The platform reflects the campaign's assumption that trust is something only Poe can deliver. It goes on to presume that everything will follow from trust; that once Poe restores people's trust, he will be able to muster enough political will to implement whatever development agenda he pleases. The specifics matter less than the man. As Poe himself put it, "Without this [pointing to his heart - although, of course, he could just be indicating himself], the rest doesn't matter." Indeed, the rest of the platform cleaves to this kind of thinking. Its considerable vacuity can be excused by recalling that, after all, Poe is the message and his platform is his character. This is the mantra to exorcise all reasonable skepticism.
Following is Poe's position on six issues of particularly international consequence.

Globalization. Poe believes the Philippines should actively participate in international trade. He also believes that the Philippines should achieve food security. To do so, he advocates greater spending on infrastructure and research-and-development projects as well as reforming agricultural trade policies for fairness. This might prove to be an untenable position. The pro-poor groups behind Poe's candidacy want higher tariff barriers. All of Poe's economic advisers, however, have consistently advocated the dismantling of tariff barriers.

Foreign debt. A Poe administration "would look into the possibility of restructuring our sovereign debt in the domestic and international financial markets". These words, innocuous as they might seem, sent shivers down the financial market's spine. Not that debt restructuring is anything new - the Philippines has been doing it since the 1980s - but such a big word on Poe's lips made creditors wonder if he knew what he was talking about; if he didn't, perhaps, mean debt repudiation. That Poe's spokesman had to clarify that his boss did indeed use the word correctly says a lot about how the financial community sees Poe - and, of course, how they would react in the event of a Poe presidency.

Foreign policy. Poe promises to promote a more "visionary" foreign policy. He also says, perhaps by way of explaining what he means by "visionary", that the Philippines should "intensify" cooperation with the Association of Southeast Asian Nations (ASEAN), Japan, China, the European Union, and the United States. That's about as much explanation as he gives.

Insurgency. Poe advocates the formulation of a national peace policy in order to frame the government's negotiations with insurgent groups. He doesn't elaborate on the contents of said policy.

Terrorism. Poe advocates the formulation of a national security framework to deal with terrorism. Again, he doesn't elaborate. (One is left wondering about such groups as the New People's Army that are classified as both insurgent and terrorist. Under which framework would they fall?)

Charter change (to shift from a presidential to parliamentary form of government). Where the other candidates (including Gil) have taken a stand, Poe hedges. He will "conduct an in-depth review of the possibility".

A presidency of courtiers
Without question, FPJ the Hero can get elected simply on the basis of what he represents. But what happens once he becomes president? He cannot count on insurgents to be cowed by his tough-guy film roles. He cannot bank on his experience as the owner of a movie production company to inspire investor confidence. On the contrary, his lack of experience and his projected dullness will dissuade new investments. Investors will view him differently, as FPJ the Dunce.

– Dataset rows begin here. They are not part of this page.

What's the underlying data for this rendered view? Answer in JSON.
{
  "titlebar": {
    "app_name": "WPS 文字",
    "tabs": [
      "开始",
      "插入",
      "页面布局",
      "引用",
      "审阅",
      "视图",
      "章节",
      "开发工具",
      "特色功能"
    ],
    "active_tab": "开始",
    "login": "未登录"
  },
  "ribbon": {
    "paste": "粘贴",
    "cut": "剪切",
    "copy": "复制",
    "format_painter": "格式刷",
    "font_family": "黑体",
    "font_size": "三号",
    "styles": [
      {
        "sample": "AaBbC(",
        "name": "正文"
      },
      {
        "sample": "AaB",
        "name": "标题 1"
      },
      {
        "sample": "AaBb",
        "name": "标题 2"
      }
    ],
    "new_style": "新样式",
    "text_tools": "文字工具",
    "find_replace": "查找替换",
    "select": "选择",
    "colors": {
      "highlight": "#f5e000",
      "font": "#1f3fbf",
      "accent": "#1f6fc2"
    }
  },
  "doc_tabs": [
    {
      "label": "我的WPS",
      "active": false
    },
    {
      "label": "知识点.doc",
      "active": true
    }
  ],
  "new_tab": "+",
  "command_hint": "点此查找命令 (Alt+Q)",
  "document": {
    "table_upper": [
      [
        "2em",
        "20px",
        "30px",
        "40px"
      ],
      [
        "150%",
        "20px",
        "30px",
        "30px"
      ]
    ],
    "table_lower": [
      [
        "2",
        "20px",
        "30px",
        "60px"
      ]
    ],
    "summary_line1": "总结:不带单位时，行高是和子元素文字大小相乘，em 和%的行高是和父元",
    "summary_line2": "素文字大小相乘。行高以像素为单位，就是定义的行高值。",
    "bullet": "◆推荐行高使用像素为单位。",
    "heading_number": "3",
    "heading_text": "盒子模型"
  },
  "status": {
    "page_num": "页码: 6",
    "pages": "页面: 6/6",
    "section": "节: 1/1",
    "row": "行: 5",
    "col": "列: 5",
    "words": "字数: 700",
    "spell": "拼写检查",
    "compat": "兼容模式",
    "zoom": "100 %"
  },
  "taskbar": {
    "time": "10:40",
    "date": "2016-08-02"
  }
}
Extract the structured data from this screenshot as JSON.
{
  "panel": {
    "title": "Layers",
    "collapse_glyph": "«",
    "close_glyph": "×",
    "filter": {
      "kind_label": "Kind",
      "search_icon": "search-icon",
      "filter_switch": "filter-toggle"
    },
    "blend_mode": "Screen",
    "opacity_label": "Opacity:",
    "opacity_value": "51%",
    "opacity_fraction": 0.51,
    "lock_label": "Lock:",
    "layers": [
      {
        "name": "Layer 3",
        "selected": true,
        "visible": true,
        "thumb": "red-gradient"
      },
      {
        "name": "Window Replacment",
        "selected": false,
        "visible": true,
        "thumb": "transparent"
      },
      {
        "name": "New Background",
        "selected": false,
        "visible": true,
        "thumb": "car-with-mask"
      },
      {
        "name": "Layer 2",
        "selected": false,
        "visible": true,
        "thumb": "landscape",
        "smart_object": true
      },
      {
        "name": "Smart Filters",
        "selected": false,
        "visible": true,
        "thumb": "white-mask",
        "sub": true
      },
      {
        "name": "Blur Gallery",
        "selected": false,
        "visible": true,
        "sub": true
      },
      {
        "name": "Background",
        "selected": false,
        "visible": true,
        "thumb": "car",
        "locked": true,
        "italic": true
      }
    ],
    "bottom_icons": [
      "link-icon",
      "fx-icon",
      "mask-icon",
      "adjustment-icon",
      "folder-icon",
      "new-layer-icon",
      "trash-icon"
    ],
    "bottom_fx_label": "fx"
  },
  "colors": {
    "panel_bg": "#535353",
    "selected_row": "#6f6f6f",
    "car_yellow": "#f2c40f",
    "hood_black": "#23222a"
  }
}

A Poe administration would be a presidency run by courtiers - by politicians whose own images have become too laden, too tarnished, to excite the masses. "Let's say it like it is," says Rocamora. "An FPJ presidency will restore to power the people behind both [Ferdinand] Marcos and [Joseph] Estrada." The politicians behind the two most vile and corrupt administrations in Philippine history, the two that had to be removed by popular uprisings, may once again have the president's ear.